For security people who design user-facing security mechanisms (like me), there’s a tendency to adopt a “couldn’t hurt” attitude towards increasing security, especially when the externalities affect someone else. But when we pass off costs to the user in the form of decreased usability, it can make the system less secure.
Let’s take, as an example, the autocomplete attribute. It was introduced by Microsoft as a non-standard feature in IE5. It allows sites to specify that input elements should be exempted from a browsers ability to store data for easy re-entry.
If a browser remembered your credit card number automatically, the next user of that browser could see it, even if you had logged out. Somewhat scary stuff, and reasonable to restrict with a server-side attribute.
But passwords never autocompleted the same way as other fields. The browser prompts the user to store the password in the password manager. The designers of autocomplete somehow decided setting autocomplete to false should disable the user’s ability to store the password in the password manager.
The perceived threat is that users would store their password on a shared browser, and an attacker on that same browser would be able to access a user’s account without actually knowing the password.
I’m sure the original designers of this feature nodded in solemn agreement about this behavior. In time, countless web security scanners started warning when this field was missing, adding to their finding count and justifying their value. Go to any bank web page, and look at the password form in view source. Sure enough, autocomplete is off for the form or the password input.
If an attacker has access to my computer and active browser, they could install a key logger, reset my bank password through my still-logged in email account, or modify my /etc/hosts file to point to a phishing server and install a rogue CA to boot. Passwords saved in a password manager don’t make that much of a difference in this scenario.
Also, browsers prompt before remembering a password, and kiosks can be set to disable password saving. So now, the threat is an attacker who uses the same not-locked-down computer as me and accesses a website that I have explicitly authorized to remember my password. Compared to something like phishing, this is a non-scaleable and relatively worthless attack.

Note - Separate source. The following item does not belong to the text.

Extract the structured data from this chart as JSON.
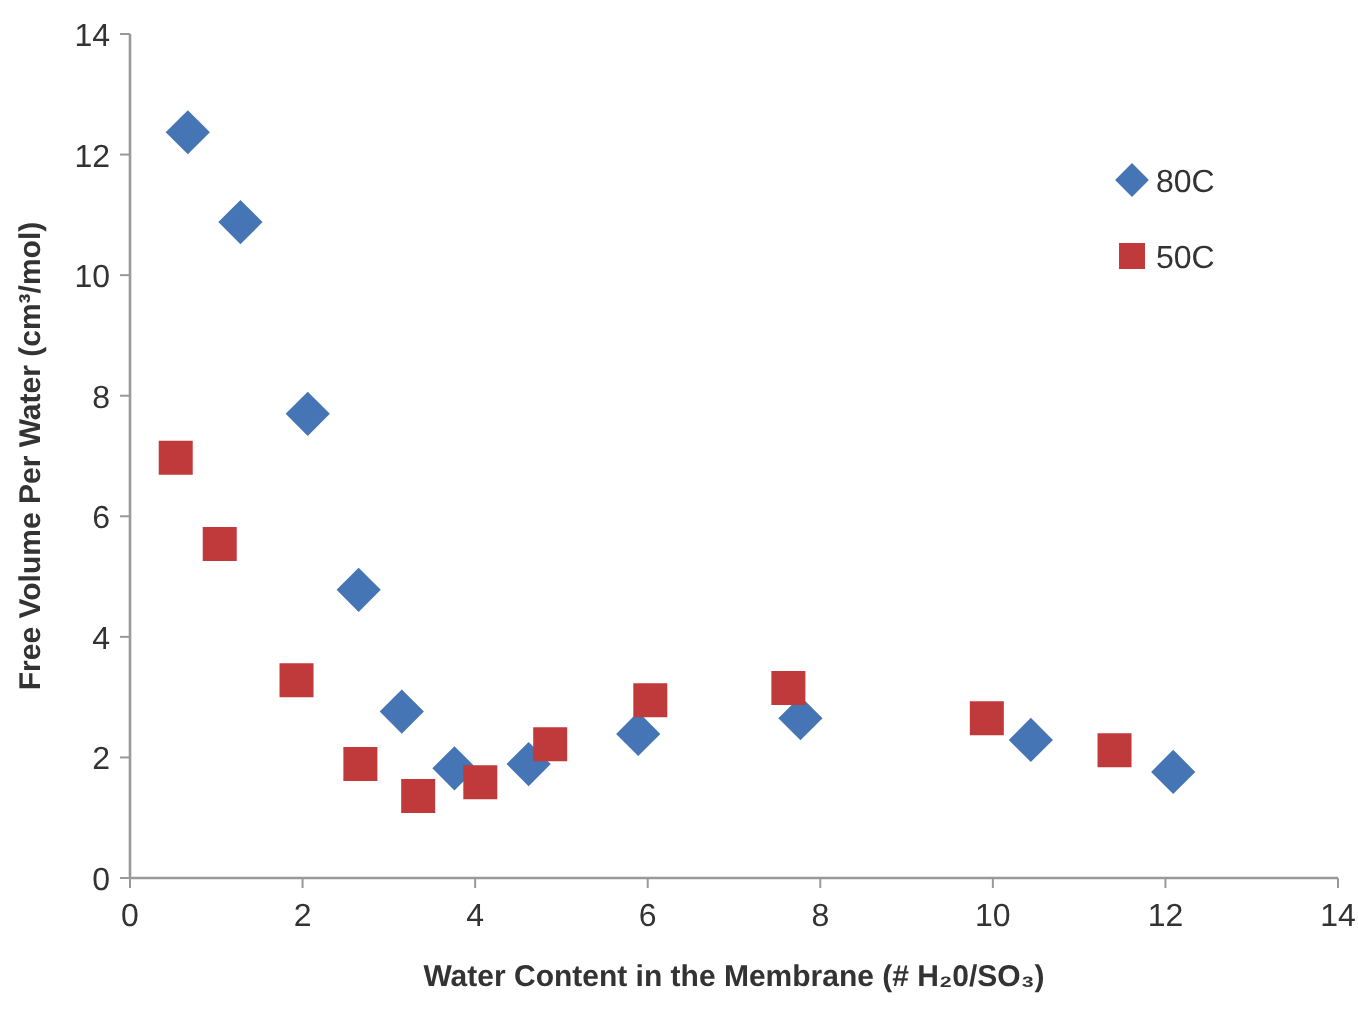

I believe autocomplete actually has a negative effect on security. If I have to re-type my password each time, I’m less likely to choose a difficult to guess or unique password. Since autocomplete won’t fill in on the wrong domain, I’m more likely to fall for a phishing attack. And, of course, it’s a pain, which means users have less patience for other potentially more important security mechanisms. Saving passwords in the browser is the layman’s 1Password or LastPass, and it’s a helpful security feature. People aren’t good at passwords, and disabling autocomplete exacerbates the problem.
The worst part is that people are failing PCI tests because they don’t have autocomplete disabled. In my opinion, this is an industry-wide standard being perverted to enforce ticky-tack non-vulnerabilities and make everyone’s life a little better harder. I hope that browser makers, security tools, and standards bodies rethink this feature, and stop supporting or recommending it.